Zeitgeschichte: Zum 18ten Todestag von Willy Brand
geschrieben von hafel

"Nicht durch Zerstückelung könne das Problem gelöst werden, sondern nur dadurch, dass man West, Ost - und das was in der Mitte liegt – vereint. Auf der Grundlage von Freiheit und Demokratie"

32 Jahre war der Autor da alt, als er das schrieb. 1946! Ein deutsch - norwegischer Journalist. Sein Name Willy Brand.

Als Kanzlerkandidat seiner Partei, aber auch noch als Kanzler und Friedensnobelpreisträger wurde er diffamiert, weil er sich als Antinazi illuminierte und die Deutschen zum Nazivolk erklärt hatte.

Zwölf Jahre hatte er in skandinavischen Exil verbracht, immer das "Gewehr" in der Hand gegen Hitler, im Untergrund, im Bürgerkrieg gegen Franco. Nun wollte er als Journalist berichten vom Nürnberger Kriegsverbrecherprozess. War er ein Rächer? Ich denke nein!

Wer bis dahin diesen Mann nicht verstand, wurde durch den im Dezember 1970 mit seinem Kniefall am Warschauer Ghetto-Mahnmal eines anderen belehrt.

Was war es nun, was so ansteckend wirkte und auch mich sehr beeinflusste? Er stand für ein anderes Deutschland, ein Deutschland der Hoffnung. Er war ein Möglichkeitsdenker und riss viele mit. Ohne Zeigefinger erwies er den anderen Reverenz, dem Widerstand der Kommunisten, Sozialdemokraten, Pfarrer und der Opposition.

"Das ist die Generation, auf die wir gewartet haben", rief er 1968 der Apo zu. Und: "junge Deutsche sind schon für Schlimmeres auf die Straße gegangen", verteidigte er 1980 die Friedensbewegung.

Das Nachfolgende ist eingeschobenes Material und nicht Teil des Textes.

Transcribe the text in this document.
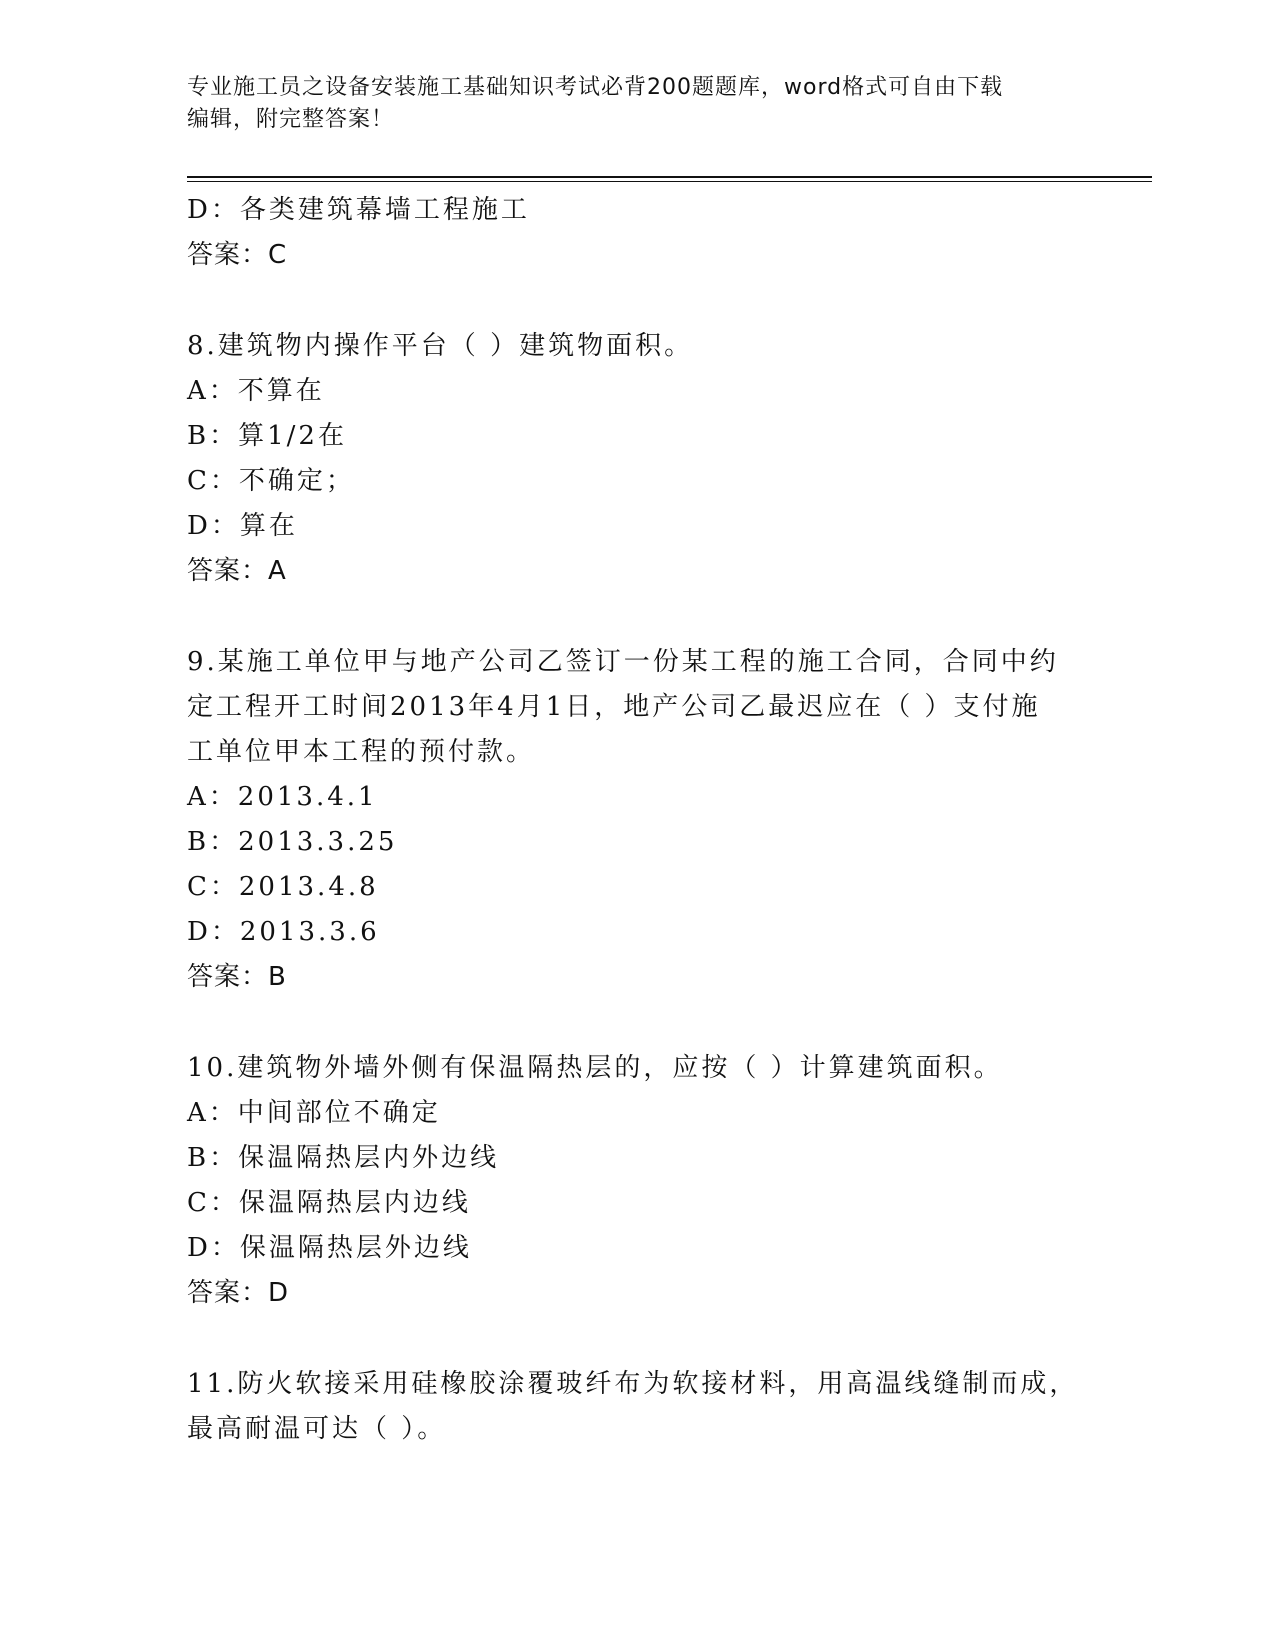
专业施工员之设备安装施工基础知识考试必背200题题库，word格式可自由下载
编辑，附完整答案！
D：各类建筑幕墙工程施工
答案：C
8.建筑物内操作平台（ ）建筑物面积。
A：不算在
B：算1/2在
C：不确定；
D：算在
答案：A
9.某施工单位甲与地产公司乙签订一份某工程的施工合同，合同中约
定工程开工时间2013年4月1日，地产公司乙最迟应在（ ）支付施
工单位甲本工程的预付款。
A：2013.4.1
B：2013.3.25
C：2013.4.8
D：2013.3.6
答案：B
10.建筑物外墙外侧有保温隔热层的，应按（ ）计算建筑面积。
A：中间部位不确定
B：保温隔热层内外边线
C：保温隔热层内边线
D：保温隔热层外边线
答案：D
11.防火软接采用硅橡胶涂覆玻纤布为软接材料，用高温线缝制而成，
最高耐温可达（ ）。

Mit dem Mauerbau 1961 war die alte Politik gescheitert, der kalte Krieg wurde noch kälter. Es musste umgedacht werden…. Und er dachte um. Sein Barack Obama hieß J.F. Kennedy, von ihm ließ sich Brandt anstecken.

Für Brandt galt noch Macht und Moral. In Willy Brandt und seinen Botschaften erkannten sich alle Deutschen wieder, sagte einmal Präsident Mitterrand. In der Tat, kein Bundeskanzler vor und nach ihm hat mit einem solchen Grad der Zustimmung, ja der Liebe, seiner Landsleute gefunden. Die Faszination lag in seiner Person, doch auch dessen, was Mitterrand die "Botschaft" nannte. Eine Politik, die frei konzipiert war und in einem visionären Zuschnitt, Herrschaft mit gutem Gewissen ausüben und ertragen zu lassen.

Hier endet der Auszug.